A100's 2039 GB/s bandwidth processes high-volume inference requests efficiently. RTX 3060 suffices for low-latency small-batch serving but bottlenecks on larger payloads.
Fine-tuning mid-to-large models benefits from A100's 19.5 TFLOPS FP32 and 40 GB VRAM for bigger batches. RTX 3060 works for tiny models only.
RTX 3060's 12.7 TFLOPS FP16 and $0.07 per hour average cost optimize image generation workflows. A100 overkill for consumer-scale diffusion tasks.
A100's 19.5 TFLOPS FP32 and NVLink interconnect excel in parallel simulations. RTX 3060's lower specs limit complex computations.
Frequently Asked Questions
Which GPU has more VRAM, A100 or RTX 3060?▾
The A100 PCIe 40GB provides 40 GB HBM2e VRAM, far exceeding the RTX 3060's 12 GB GDDR6. This enables larger models on the A100. Memory type also differs, with HBM2e offering higher efficiency.
How do cloud prices compare for A100 vs RTX 3060?▾
A100 PCIe 40GB rentals start at $0.60 per hour, averaging $1.85 per hour across 11 offers. RTX 3060 begins at $0.03 per hour, averaging $0.07 per hour over 10 offers. Cost reflects performance disparity.
What is the FP16 performance difference?▾
A100 delivers 312 TFLOPS FP16, while RTX 3060 offers 12.7 TFLOPS. This 24x gap accelerates AI training on A100. FP32 sees A100 at 19.5 TFLOPS versus 12.7 TFLOPS.
Which has higher memory bandwidth?▾
A100 achieves 2039 GB/s bandwidth with HBM2e, compared to RTX 3060's 360 GB/s GDDR6. Higher bandwidth supports larger batch sizes on A100. This impacts data-heavy workloads.
What are the TDP ratings?▾
A100 consumes 400W TDP, suited for data center cooling. RTX 3060 uses 170W, ideal for consumer systems. Power scales with performance levels.
Are both GPUs on Ampere architecture?▾
Yes, A100 launched in 2020 and RTX 3060 in 2021 on Ampere. Differences arise in optimizations: A100 for compute, RTX 3060 for graphics. Interconnects favor A100 with NVLink.
Which is cheaper to rent, the A100 or the RTX 3060?▾
Cloud rental prices for both the A100 and RTX 3060 vary by provider, configuration, and availability. This page shows live pricing from 25+ providers updated every 60 seconds. Scroll to the Live Cloud Pricing section to compare current rates.
How much VRAM does the A100 have compared to the RTX 3060?▾
The A100 has 40 to 80 GB of HBM2e memory. The RTX 3060 has 12 GB of GDDR6 memory.

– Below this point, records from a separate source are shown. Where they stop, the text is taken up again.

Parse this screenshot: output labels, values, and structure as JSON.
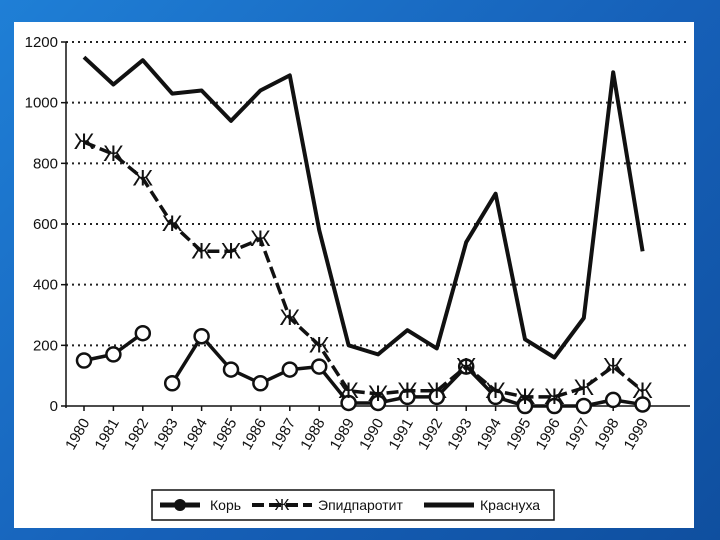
{
  "chart_data": {
    "type": "line",
    "x": [
      "1980",
      "1981",
      "1982",
      "1983",
      "1984",
      "1985",
      "1986",
      "1987",
      "1988",
      "1989",
      "1990",
      "1991",
      "1992",
      "1993",
      "1994",
      "1995",
      "1996",
      "1997",
      "1998",
      "1999"
    ],
    "ylim": [
      0,
      1200
    ],
    "yticks": [
      0,
      200,
      400,
      600,
      800,
      1000,
      1200
    ],
    "grid": "horizontal-dotted",
    "legend_position": "bottom",
    "series": [
      {
        "name": "Корь",
        "marker": "circle",
        "color": "#111111",
        "values": [
          150,
          170,
          240,
          75,
          230,
          120,
          75,
          120,
          130,
          10,
          10,
          30,
          30,
          130,
          30,
          0,
          0,
          0,
          20,
          5
        ],
        "gaps_after": [
          2
        ]
      },
      {
        "name": "Эпидпаротит",
        "marker": "zhe",
        "color": "#111111",
        "values": [
          870,
          830,
          750,
          600,
          510,
          510,
          550,
          290,
          200,
          50,
          40,
          50,
          50,
          130,
          50,
          30,
          30,
          60,
          130,
          50
        ]
      },
      {
        "name": "Краснуха",
        "marker": "none",
        "color": "#111111",
        "values": [
          1150,
          1060,
          1140,
          1030,
          1040,
          940,
          1040,
          1090,
          580,
          200,
          170,
          250,
          190,
          540,
          700,
          220,
          160,
          290,
          1100,
          510
        ]
      }
    ]
  },
  "legend": {
    "items": [
      {
        "label": "Корь"
      },
      {
        "label": "Эпидпаротит"
      },
      {
        "label": "Краснуха"
      }
    ]
  }
}
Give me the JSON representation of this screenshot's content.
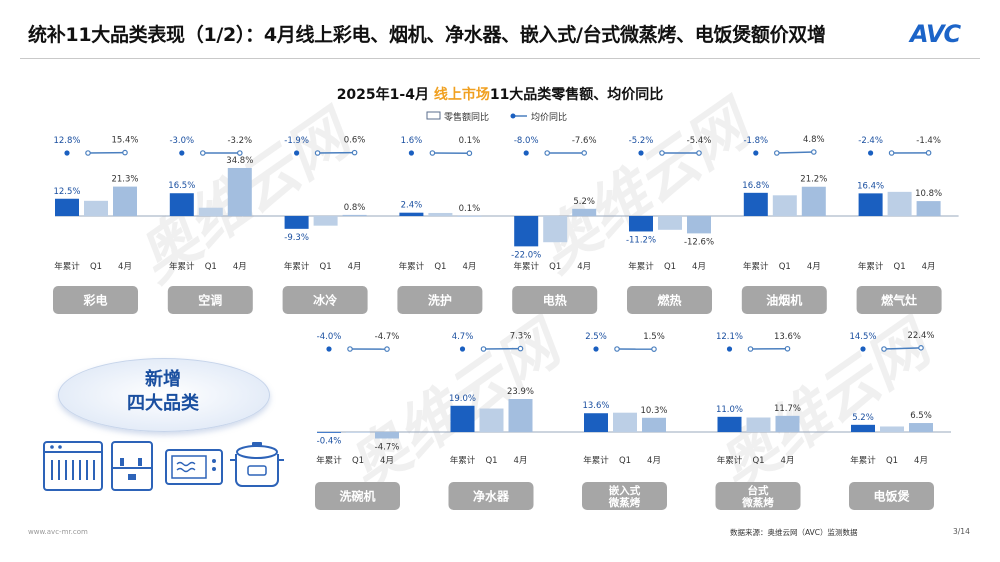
{
  "header": {
    "title": "统补11大品类表现（1/2）：4月线上彩电、烟机、净水器、嵌入式/台式微蒸烤、电饭煲额价双增",
    "logo_text": "AVC"
  },
  "chart_header": {
    "title_prefix": "2025年1-4月 ",
    "title_highlight": "线上市场",
    "title_suffix": "11大品类零售额、均价同比",
    "legend_bar": "零售额同比",
    "legend_line": "均价同比"
  },
  "new_categories": {
    "line1": "新增",
    "line2": "四大品类"
  },
  "footer": {
    "url": "www.avc-mr.com",
    "source": "数据来源：奥维云网（AVC）监测数据",
    "page": "3/14"
  },
  "watermark": "奥维云网",
  "colors": {
    "bar_ytd": "#1a5fc0",
    "bar_q1": "#bccfe6",
    "bar_apr": "#a3bedf",
    "line": "#4a7fbf",
    "category_box": "#a6a6a6",
    "axis": "#9aa8bd"
  },
  "chart_data": {
    "type": "bar",
    "period_labels": [
      "年累计",
      "Q1",
      "4月"
    ],
    "categories": [
      {
        "name": "彩电",
        "sales": [
          12.5,
          null,
          21.3
        ],
        "price": [
          12.8,
          null,
          15.4
        ]
      },
      {
        "name": "空调",
        "sales": [
          16.5,
          null,
          34.8
        ],
        "price": [
          -3.0,
          null,
          -3.2
        ]
      },
      {
        "name": "冰冷",
        "sales": [
          -9.3,
          null,
          0.8
        ],
        "price": [
          -1.9,
          null,
          0.6
        ]
      },
      {
        "name": "洗护",
        "sales": [
          2.4,
          null,
          0.1
        ],
        "price": [
          1.6,
          null,
          0.1
        ]
      },
      {
        "name": "电热",
        "sales": [
          -22.0,
          null,
          5.2
        ],
        "price": [
          -8.0,
          null,
          -7.6
        ]
      },
      {
        "name": "燃热",
        "sales": [
          -11.2,
          null,
          -12.6
        ],
        "price": [
          -5.2,
          null,
          -5.4
        ]
      },
      {
        "name": "油烟机",
        "sales": [
          16.8,
          null,
          21.2
        ],
        "price": [
          -1.8,
          null,
          4.8
        ]
      },
      {
        "name": "燃气灶",
        "sales": [
          16.4,
          null,
          10.8
        ],
        "price": [
          -2.4,
          null,
          -1.4
        ]
      },
      {
        "name": "洗碗机",
        "sales": [
          -0.4,
          null,
          -4.7
        ],
        "price": [
          -4.0,
          null,
          -4.7
        ]
      },
      {
        "name": "净水器",
        "sales": [
          19.0,
          null,
          23.9
        ],
        "price": [
          4.7,
          null,
          7.3
        ]
      },
      {
        "name": "嵌入式\n微蒸烤",
        "sales": [
          13.6,
          null,
          10.3
        ],
        "price": [
          2.5,
          null,
          1.5
        ]
      },
      {
        "name": "台式\n微蒸烤",
        "sales": [
          11.0,
          null,
          11.7
        ],
        "price": [
          12.1,
          null,
          13.6
        ]
      },
      {
        "name": "电饭煲",
        "sales": [
          5.2,
          null,
          6.5
        ],
        "price": [
          14.5,
          null,
          22.4
        ]
      }
    ],
    "q1_sales_estimated": [
      11.0,
      6.0,
      -7.0,
      2.2,
      -19.0,
      -10.0,
      15.0,
      17.5,
      -0.5,
      17.0,
      14.0,
      10.5,
      4.0
    ],
    "bar_units": "%",
    "series": [
      {
        "name": "零售额同比",
        "kind": "bar"
      },
      {
        "name": "均价同比",
        "kind": "line"
      }
    ]
  }
}
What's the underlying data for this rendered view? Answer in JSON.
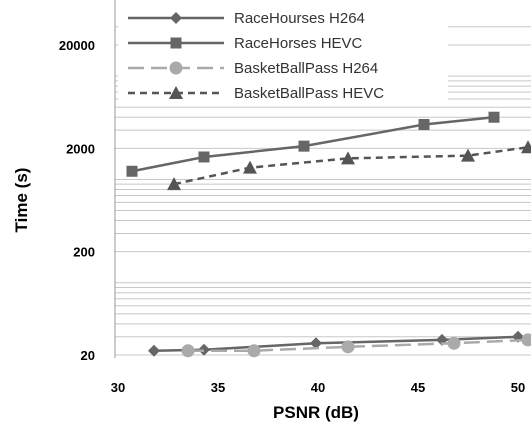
{
  "chart_data": {
    "type": "line",
    "title": "",
    "xlabel": "PSNR (dB)",
    "ylabel": "Time (s)",
    "xlim": [
      30,
      50
    ],
    "ylim": [
      20,
      30000
    ],
    "yscale": "log",
    "x_ticks": [
      "30",
      "35",
      "40",
      "45",
      "50"
    ],
    "y_ticks": [
      "20",
      "200",
      "2000",
      "20000"
    ],
    "grid": "horizontal minor log gridlines",
    "legend_position": "top-left",
    "series": [
      {
        "name": "RaceHourses H264",
        "color": "#666666",
        "line": "solid",
        "marker": "diamond",
        "x": [
          31.8,
          34.3,
          39.9,
          46.2,
          50.0
        ],
        "y": [
          22,
          22.5,
          26,
          28,
          30
        ]
      },
      {
        "name": "RaceHorses HEVC",
        "color": "#666666",
        "line": "solid",
        "marker": "square",
        "x": [
          30.7,
          34.3,
          39.3,
          45.3,
          48.8
        ],
        "y": [
          1200,
          1650,
          2100,
          3400,
          4000
        ]
      },
      {
        "name": "BasketBallPass H264",
        "color": "#aaaaaa",
        "line": "dash",
        "marker": "circle",
        "x": [
          33.5,
          36.8,
          41.5,
          46.8,
          50.5
        ],
        "y": [
          22,
          22,
          24,
          26,
          28
        ]
      },
      {
        "name": "BasketBallPass HEVC",
        "color": "#555555",
        "line": "shortdash",
        "marker": "triangle",
        "x": [
          32.8,
          36.6,
          41.5,
          47.5,
          50.5
        ],
        "y": [
          900,
          1300,
          1600,
          1700,
          2050
        ]
      }
    ]
  }
}
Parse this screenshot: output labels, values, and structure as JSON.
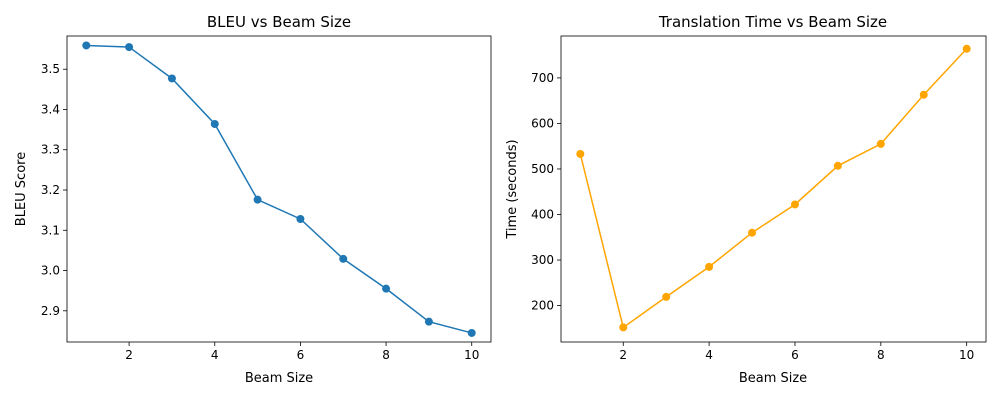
{
  "chart_data": [
    {
      "type": "line",
      "title": "BLEU vs Beam Size",
      "xlabel": "Beam Size",
      "ylabel": "BLEU Score",
      "xlim": [
        0.55,
        10.45
      ],
      "ylim": [
        2.8225,
        3.5825
      ],
      "xticks": [
        2,
        4,
        6,
        8,
        10
      ],
      "yticks": [
        2.9,
        3.0,
        3.1,
        3.2,
        3.3,
        3.4,
        3.5
      ],
      "ytick_decimals": 1,
      "grid": false,
      "color": "#1f77b4",
      "x": [
        1,
        2,
        3,
        4,
        5,
        6,
        7,
        8,
        9,
        10
      ],
      "y": [
        3.559,
        3.555,
        3.477,
        3.364,
        3.176,
        3.128,
        3.029,
        2.955,
        2.873,
        2.845
      ]
    },
    {
      "type": "line",
      "title": "Translation Time vs Beam Size",
      "xlabel": "Beam Size",
      "ylabel": "Time (seconds)",
      "xlim": [
        0.55,
        10.45
      ],
      "ylim": [
        120,
        792
      ],
      "xticks": [
        2,
        4,
        6,
        8,
        10
      ],
      "yticks": [
        200,
        300,
        400,
        500,
        600,
        700
      ],
      "ytick_decimals": 0,
      "grid": false,
      "color": "#ffa500",
      "x": [
        1,
        2,
        3,
        4,
        5,
        6,
        7,
        8,
        9,
        10
      ],
      "y": [
        533,
        152,
        219,
        285,
        360,
        422,
        507,
        555,
        663,
        764
      ]
    }
  ]
}
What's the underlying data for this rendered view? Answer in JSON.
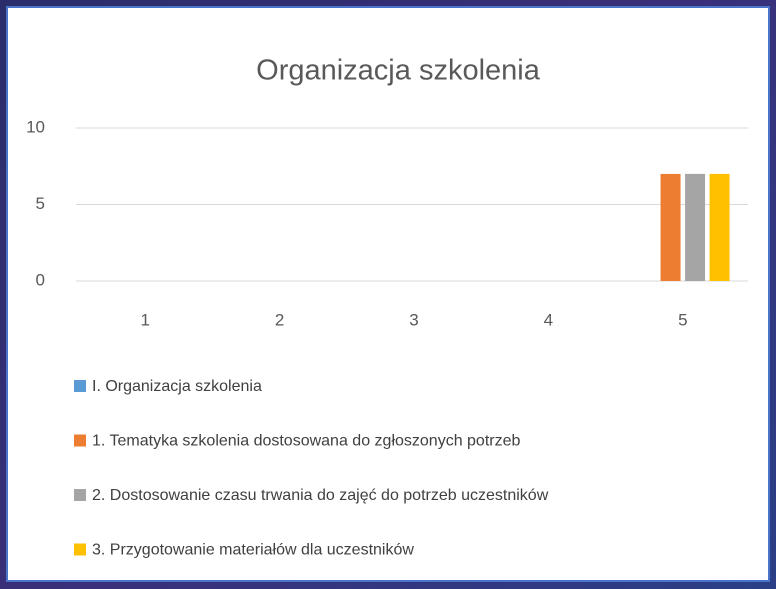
{
  "chart_data": {
    "type": "bar",
    "title": "Organizacja szkolenia",
    "categories": [
      "1",
      "2",
      "3",
      "4",
      "5"
    ],
    "series": [
      {
        "name": "I. Organizacja szkolenia",
        "color": "#5b9bd5",
        "values": [
          0,
          0,
          0,
          0,
          0
        ]
      },
      {
        "name": "1. Tematyka szkolenia dostosowana do zgłoszonych potrzeb",
        "color": "#ed7d31",
        "values": [
          0,
          0,
          0,
          0,
          7
        ]
      },
      {
        "name": "2. Dostosowanie czasu trwania do zajęć do potrzeb uczestników",
        "color": "#a5a5a5",
        "values": [
          0,
          0,
          0,
          0,
          7
        ]
      },
      {
        "name": "3. Przygotowanie materiałów dla uczestników",
        "color": "#ffc000",
        "values": [
          0,
          0,
          0,
          0,
          7
        ]
      }
    ],
    "ylim": [
      0,
      10
    ],
    "yticks": [
      0,
      5,
      10
    ],
    "grid": true,
    "legend": "bottom"
  }
}
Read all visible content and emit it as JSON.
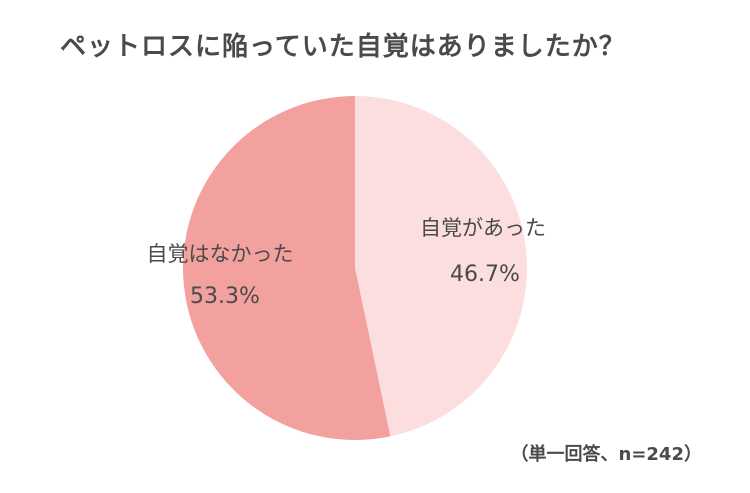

Can I find A100 and RTX 3060 GPUs available to rent right now?▾
Yes. This page shows real-time availability across 25+ cloud GPU providers. The Live Cloud Pricing section displays only in-stock offers with current pricing.
What is the main difference between the A100 and the RTX 3060?▾
The A100 uses the Ampere architecture (2020) while the RTX 3060 uses Ampere (2021). The A100 delivers 24.6x the FP16 throughput and 5.7x the memory bandwidth of the RTX 3060.